Doktor Ryszard Piotrowski uważa, że trudno będzie premier Ewie Kopacz doprowadzić do odwołania Prokuratora Generalnego. W ocenie konstytucjonalisty pierwszym ograniczeniem są ustawowe terminy na wydawanie opinii o takim wniosku oraz na wskazywanie kandydatów na następcę.

Zdaniem doktora Piotrkowskiego należałoby też rozważyć sensowność takiego działania.
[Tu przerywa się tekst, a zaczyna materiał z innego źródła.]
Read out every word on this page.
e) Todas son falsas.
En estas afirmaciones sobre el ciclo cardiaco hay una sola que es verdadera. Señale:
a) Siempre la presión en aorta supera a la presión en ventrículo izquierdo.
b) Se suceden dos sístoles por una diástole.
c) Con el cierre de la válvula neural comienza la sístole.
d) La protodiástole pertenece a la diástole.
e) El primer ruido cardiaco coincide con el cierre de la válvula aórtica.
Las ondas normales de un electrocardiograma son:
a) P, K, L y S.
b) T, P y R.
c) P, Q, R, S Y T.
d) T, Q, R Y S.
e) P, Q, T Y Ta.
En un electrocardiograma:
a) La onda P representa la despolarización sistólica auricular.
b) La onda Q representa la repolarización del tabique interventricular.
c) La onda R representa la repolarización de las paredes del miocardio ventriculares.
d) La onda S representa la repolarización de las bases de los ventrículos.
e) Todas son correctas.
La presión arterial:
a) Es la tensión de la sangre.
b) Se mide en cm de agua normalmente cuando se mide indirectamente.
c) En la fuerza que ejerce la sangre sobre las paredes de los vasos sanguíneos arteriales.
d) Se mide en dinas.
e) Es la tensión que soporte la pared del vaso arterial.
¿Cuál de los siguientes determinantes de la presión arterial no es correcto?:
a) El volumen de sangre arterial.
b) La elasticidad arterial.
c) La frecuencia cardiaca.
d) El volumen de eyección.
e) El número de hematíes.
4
Konstytucjonalista uważa, że jest to oderwane od realiów ustawowych i od zasady, że państwo powinno działać sprawnie, ale tez rzetelnie i zgodnie z prawem.

Jak zaznacza Ryszard Piotrowski, wcześniejsze odwołanie Prokuratora Generalnego byłoby też w sprzeczności z ideą funkcjonowania tego urzędu jako niezależnego od polityki.
Ryszard Piotrowski przypomniał, że sześć lat temu została przeprowadzona zmiana polegająca na tym, że po rozdzieleniu stanowiska Prokuratora Generalnego od Ministra Sprawiedliwości prokuratura zbliżyła się bardziej do systemu władzy sądowniczej a oddaliła od wykonawczej.


Okazało się jednak, że politycy nie są na to gotowi - zaznacza konstytucjonalista.

- To, że mamy w tej chwili taką nagłą potrzebę zmiany na stanowisku prokuratora generalnego - jest potwierdzeniem tej dążności ze strony polityków, do wykorzystywania instytucji do własnych celów - powiedział konstytucjonalista.